Einwohner: 8.710 (1. Jan. 2016)[2]
Postleitzahl: 410 02
Kfz-Kennzeichen: U
Verkehr
Straße: D8
Bahnanschluss: 087 Lovosice–Česká Lípa
090 Prag–Děčín
097 Lovosice–Teplice v Č.
113 Lovosice–Most
114 Lovosice–Louny
Struktur
Status: Stadt
Ortsteile: 1
Verwaltung
Bürgermeister: Milan Dian (Stand: 2014)
Adresse: Školní 407/2
410 30 Lovosice
Gemeindenummer: 565229
Website: www.meulovo.cz
Lageplan

Lovosice ( Aussprache?/i; deutsch Lobositz) ist eine Industriestadt im Ústecký kraj in Tschechien.

Geografie

Lovosice liegt in 151 m Höhe am Fuß des Lovoš im Süden des Böhmischen Mittelgebirges am linken Ufer der Elbe, deren Verlauf hier ein Knie bildet: Von Osten kommend wendet sich der Fluss in einem 90°-Bogen nach Norden. Die Stadt befindet sich im Mündungsgebiet der Modla (Model) in die Elbe. Nach Süden zur Hauptstadt Prag sind es etwa 70 km, zur Staatsgrenze im Norden nach Zinnwald (Sachsen/Deutschland) etwa 40 km, bis zur ehemaligen Kreisstadt Litoměřice (Leitmeritz) im Osten etwa 10 km.

Geschichte

Frühe Besiedlung

Erste Menschen siedelten in diesem Gebiet bereits Jahrtausende vor Christus: es gibt Ausgrabungen aus der Frühzeit (3800–2000), aus der Bronzezeit und der folgenden Eisenzeit. Im ersten Jahrhundert nach Christus ließ sich der Stamm der Markomannen hier an der Elbe nieder, der im 5. und 6. Jahrhundert nach und nach durch Slawen verdrängt wurde.

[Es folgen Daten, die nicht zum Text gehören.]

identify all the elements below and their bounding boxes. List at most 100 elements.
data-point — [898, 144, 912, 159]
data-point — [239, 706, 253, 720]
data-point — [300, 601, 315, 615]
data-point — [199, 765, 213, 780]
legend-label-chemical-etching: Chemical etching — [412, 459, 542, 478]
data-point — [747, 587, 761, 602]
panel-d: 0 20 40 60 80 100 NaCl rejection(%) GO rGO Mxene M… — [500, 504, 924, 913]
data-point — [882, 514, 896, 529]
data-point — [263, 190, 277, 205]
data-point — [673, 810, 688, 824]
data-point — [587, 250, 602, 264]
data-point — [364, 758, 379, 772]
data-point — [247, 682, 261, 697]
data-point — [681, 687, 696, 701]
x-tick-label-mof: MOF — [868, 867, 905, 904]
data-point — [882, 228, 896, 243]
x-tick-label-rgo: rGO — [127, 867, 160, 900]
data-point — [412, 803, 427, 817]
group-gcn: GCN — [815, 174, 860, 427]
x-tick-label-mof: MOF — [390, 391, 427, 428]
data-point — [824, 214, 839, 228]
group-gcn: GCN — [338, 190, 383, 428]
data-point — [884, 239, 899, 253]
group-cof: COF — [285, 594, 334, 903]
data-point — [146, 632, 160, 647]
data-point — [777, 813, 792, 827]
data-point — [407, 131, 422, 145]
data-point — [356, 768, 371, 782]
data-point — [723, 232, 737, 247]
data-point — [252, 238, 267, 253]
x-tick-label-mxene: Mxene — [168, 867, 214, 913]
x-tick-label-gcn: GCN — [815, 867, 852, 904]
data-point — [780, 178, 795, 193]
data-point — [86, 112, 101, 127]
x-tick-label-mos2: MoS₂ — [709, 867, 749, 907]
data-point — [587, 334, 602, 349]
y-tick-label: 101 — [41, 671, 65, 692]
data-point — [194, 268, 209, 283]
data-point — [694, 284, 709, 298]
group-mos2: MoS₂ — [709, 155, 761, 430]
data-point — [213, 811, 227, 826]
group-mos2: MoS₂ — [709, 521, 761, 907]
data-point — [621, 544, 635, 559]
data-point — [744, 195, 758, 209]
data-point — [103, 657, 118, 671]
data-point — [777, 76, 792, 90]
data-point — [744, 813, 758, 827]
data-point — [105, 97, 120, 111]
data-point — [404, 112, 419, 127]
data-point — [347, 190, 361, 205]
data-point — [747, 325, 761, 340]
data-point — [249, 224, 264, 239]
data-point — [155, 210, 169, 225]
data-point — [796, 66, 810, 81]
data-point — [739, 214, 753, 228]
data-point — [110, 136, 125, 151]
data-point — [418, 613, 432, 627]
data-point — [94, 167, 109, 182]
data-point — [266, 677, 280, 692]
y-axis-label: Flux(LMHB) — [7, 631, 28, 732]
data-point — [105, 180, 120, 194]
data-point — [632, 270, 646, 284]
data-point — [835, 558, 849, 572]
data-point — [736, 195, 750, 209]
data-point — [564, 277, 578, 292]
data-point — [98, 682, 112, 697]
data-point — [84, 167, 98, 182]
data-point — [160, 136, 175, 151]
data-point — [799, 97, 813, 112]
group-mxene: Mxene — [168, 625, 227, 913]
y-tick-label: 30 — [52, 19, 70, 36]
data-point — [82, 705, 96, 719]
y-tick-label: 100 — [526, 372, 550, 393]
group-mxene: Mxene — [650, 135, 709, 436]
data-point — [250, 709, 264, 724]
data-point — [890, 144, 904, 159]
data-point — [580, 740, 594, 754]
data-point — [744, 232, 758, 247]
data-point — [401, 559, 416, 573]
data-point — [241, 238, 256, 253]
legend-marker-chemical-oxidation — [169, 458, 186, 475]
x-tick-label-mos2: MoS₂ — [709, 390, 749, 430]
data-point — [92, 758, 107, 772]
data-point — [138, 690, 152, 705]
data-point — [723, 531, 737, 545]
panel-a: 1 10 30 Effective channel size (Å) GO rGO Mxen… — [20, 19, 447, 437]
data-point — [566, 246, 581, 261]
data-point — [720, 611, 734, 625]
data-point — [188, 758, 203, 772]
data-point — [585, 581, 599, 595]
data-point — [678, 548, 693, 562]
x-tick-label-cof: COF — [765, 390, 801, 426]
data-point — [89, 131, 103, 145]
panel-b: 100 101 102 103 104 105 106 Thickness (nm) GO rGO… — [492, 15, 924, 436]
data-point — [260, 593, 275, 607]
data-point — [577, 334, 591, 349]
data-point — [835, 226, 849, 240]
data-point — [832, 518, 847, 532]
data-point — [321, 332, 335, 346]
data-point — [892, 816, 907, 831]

Erste namentliche Erwähnung und wechselnde Eigentümer

Urkundlich wurde Lobositz erstmals am 12. April 1143 im Zusammenhang mit der Übertragung des Dorfs an das neu gegründete Kloster Strahov durch Herzog Vladislav II. erwähnt. 1248 kaufte es eine Familie aus dem nahen Leitmeritz, die Lobositz schon bald wieder an das Kloster Altzella bei Meißen abtrat. Dem Kloster gelang es 1348, das einträgliche Fährrecht für den Ort zu erlangen. Durch Verpfändung kam Lobositz 1415 zunächst an die Ritter vom Schloss Kladno und 1511 an den sächsischen Hofmarschall Heinrich von Schleinitz, wobei Altzella noch lange Zeit Ansprüche auf den Ort geltend machte.

In den Hussitenkriegen erlitt Lobositz beträchtliche Zerstörungen, die vor allem Folge der Kämpfe um die benachbarten kaisertreuen Burgen Hasenburg und Košťál waren. Ab 1545 erbaute Georg von Schleinitz am Platz einer alten Feste ein Schloss im Renaissancestil. Der Ort gelangte Ende des 15. Jahrhunderts an die Herren von Waldstein, die 1600 vom Kaiser Rudolf II. das Stadtrecht für Lobositz erhielten, wogegen Leitmeritz erfolglos prozessierte. 1653 kam die Stadt zur Markgrafschaft Baden, 1783 an die Schwarzenbergischen Fürsten.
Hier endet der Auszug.